Tomasz Dziubinski, Warsaw Citadel - Prison Ward, Tenth Pavilon, 2007

O que não se vê não me cabe nos braços, é imenso e sem forma definida. O que não se vê e guardo dentro acordou-me a alma adormecida. No que despertei eu encontro pleno sentido. No que não guardei eu lamento não ter acontecido. No que sou depois de tudo sou maior pelo que aprendi. Ontem fui, serei hoje e sempre, o que senti. O tempo é finito, mas não se acaba o que, não se vendo, guardamos dentro do coração.

segunda-feira, 7 de novembro de 2011

Caminhada

Anabark, Underneath (SET2011)

Passeei por ruas desertas pintadas de promessas de gente e não encontrei uma alma. Passeei por promessas de coração pleno e alma inteira em ruas apinhadas de gente e não encontrei a terra prometida. Passeei por locais de culto com a minha fé intacta e encontrei tudo vazio e abandonado. Passeei pela vontade de ficar e encontrei apenas uma promessa efémera de abrigo que confundi com eternidade. Passeio-me pelo mundo que deixei de fora por falta de disponibilidade e encontro a verdade finalmente revelada. Passeio-me pela certeza de que sonhei um destino que não se cumpriu porque a promessa desfaleceu sem chão seguro sob os pés descalços.

sábado, 5 de novembro de 2011

Cuidados intensivos

Anabark, Restos (JUN2010)

Soubesse eu que o Amor era tudo e nada depois do adeus!... Não teria amado mais porque isso não seria possível. Não teria amado melhor porque não há fórmulas acertadas de amar. Soubesse eu o que aprendi depois de tudo e teria estado mais atenta para aprender mais ainda. Porque errar todos erramos, desiludimos e desiludimo-nos, ninguém é perfeito por muito que se deseje essa perfeição e se procure, ingenuamente, nos outros. Mas no fundo, o que aprendi neste atropelo de (in)certezas e sentidos foi que, ao Amor é fundamental a atenção: escutar para além das palavras, ver para além do visível, perceber para além do óbvio. No Amor não podemos ser distraídos, o Amor requer cuidados a tempo inteiro, como se corresse, a cada instante, perigo de vida. Porque o Amor é um estado de urgência impossível de controlar. Deixando do o ser, deixa de ser fogo, deixa de ser ferida... e deixa de ser Amor.

sexta-feira, 4 de novembro de 2011

Ser ou não ser

Anabark, Origem (AGO2011)

Não escolhemos o que somos na essência.
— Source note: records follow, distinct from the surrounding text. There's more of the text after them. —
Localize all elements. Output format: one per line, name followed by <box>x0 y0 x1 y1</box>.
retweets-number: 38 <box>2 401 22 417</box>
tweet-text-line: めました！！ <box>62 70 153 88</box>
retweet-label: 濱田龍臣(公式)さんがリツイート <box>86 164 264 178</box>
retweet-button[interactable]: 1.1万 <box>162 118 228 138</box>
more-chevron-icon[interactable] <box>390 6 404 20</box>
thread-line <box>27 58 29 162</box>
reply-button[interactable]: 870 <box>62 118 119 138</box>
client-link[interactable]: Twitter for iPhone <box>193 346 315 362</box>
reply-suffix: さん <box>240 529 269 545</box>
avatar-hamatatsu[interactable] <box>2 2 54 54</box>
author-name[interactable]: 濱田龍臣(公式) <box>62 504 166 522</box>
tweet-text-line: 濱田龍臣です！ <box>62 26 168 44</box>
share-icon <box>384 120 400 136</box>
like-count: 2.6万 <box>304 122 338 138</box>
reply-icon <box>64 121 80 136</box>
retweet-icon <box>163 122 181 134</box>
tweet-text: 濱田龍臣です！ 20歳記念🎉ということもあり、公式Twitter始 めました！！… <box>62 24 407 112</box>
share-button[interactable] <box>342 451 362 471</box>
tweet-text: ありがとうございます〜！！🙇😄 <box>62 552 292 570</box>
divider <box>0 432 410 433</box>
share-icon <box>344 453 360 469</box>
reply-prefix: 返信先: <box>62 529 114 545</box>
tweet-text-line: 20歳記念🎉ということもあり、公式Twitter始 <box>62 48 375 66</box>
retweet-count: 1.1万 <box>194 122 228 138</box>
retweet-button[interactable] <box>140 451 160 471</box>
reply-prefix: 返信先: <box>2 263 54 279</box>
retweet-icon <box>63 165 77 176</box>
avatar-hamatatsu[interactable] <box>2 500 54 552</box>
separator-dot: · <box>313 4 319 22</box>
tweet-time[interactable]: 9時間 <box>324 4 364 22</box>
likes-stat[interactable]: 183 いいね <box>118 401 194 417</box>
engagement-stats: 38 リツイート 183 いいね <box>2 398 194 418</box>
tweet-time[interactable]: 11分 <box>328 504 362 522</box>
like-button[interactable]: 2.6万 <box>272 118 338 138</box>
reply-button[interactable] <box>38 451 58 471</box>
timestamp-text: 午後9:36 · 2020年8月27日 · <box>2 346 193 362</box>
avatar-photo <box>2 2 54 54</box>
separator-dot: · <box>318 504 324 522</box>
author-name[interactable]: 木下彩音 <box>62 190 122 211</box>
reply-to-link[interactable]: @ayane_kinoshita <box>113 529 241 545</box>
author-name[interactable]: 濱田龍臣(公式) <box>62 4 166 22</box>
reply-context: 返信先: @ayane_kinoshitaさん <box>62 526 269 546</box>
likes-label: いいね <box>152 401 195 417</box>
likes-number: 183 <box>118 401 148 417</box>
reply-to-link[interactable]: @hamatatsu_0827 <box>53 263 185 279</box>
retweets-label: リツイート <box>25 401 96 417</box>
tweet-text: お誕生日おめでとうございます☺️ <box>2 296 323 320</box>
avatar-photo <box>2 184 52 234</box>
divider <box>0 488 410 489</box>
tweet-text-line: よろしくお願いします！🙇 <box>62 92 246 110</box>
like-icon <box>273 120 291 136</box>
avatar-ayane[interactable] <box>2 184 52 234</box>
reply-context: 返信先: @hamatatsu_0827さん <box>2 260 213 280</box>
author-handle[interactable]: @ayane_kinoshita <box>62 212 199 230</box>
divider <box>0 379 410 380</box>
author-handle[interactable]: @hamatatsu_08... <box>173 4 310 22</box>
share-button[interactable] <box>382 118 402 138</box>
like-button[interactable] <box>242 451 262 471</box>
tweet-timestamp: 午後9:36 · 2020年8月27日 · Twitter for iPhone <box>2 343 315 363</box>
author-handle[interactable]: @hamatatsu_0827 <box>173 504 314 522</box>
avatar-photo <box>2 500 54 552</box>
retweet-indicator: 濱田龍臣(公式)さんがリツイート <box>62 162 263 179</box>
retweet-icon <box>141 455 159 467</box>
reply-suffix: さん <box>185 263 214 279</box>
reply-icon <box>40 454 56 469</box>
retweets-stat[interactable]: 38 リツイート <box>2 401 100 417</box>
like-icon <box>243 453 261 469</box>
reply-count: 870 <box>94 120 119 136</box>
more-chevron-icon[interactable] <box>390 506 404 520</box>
Não podemos, somos prisioneiros dessa condição primordial, determinada por uma arquitectura genética e ontológica. Mas construimos quem somos como tarefa inacabada até ao dia em que morremos, e não morremos completamente se aquilo em que nos contruímos deixar saudades naqueles que fizeram parte da nossa vida. Não escolhemos quem somos mas podemos decidir como o somos na nossa relação com o mundo. É nessa escolha que nos definimos como pessoas perante os  outros. É esta identidade construída e exposta que nos faz ser gostados, amados, ignorados ou rejeitados. Queremos ser gostados acima de tudo! Porque precisamos de confirmação do nosso trabalho de autoconstrução, precisamos de afectos que nos validem escolhas. Precisamos desse equilíbrio porque sem ele nascemos e vivemos e ninguém dá conta de nos ver passar. Precisamos do abraço de quem nos vai conhecendo, porque é nesse abraço que existimos. Os afectos que despertamos, e nos despertam são a vida a acontecer em nós. A nossa existência adquire sentido no que nos damos e sabemos receber dos outros, Não amamos porque amamos, amamos porque a essência de alguém nos toca de tão perto que está da nossa - o Amor é tudo menos relativo.

Perdidos

Anabark, Meia Luz (NOV2011)

Encontro às escuras coisas perdidas das quais nunca dei por falta e procuro, às claras, coisas que ainda ontem tinha e hoje não sei onde estão. Não mudei de sítio nem mudei móveis, que não tenho, de lugar. Não mudei o que existe em mim nem nada me mudou a mim. O que perdi são coisas que não sei encontrar. Falta-me a luz, o momento e a confiança. Falta o tempo que, ontem, era outro e a história desse tempo também. Tantas coisas me encontram sem que eu as reconheça e outras que me faltam eu recordo-lhes o pormenor! Apenas o que procuro me desencontra e se esconde em ausência.  De tudo o que as saudades me levaram já nada me faz falta. Já nem as saudades eu encontro de tão certa que perdi. O que de mim se perdeu, deixou de ser meu. De nada me vale procurarmos o que nos deixou para trás.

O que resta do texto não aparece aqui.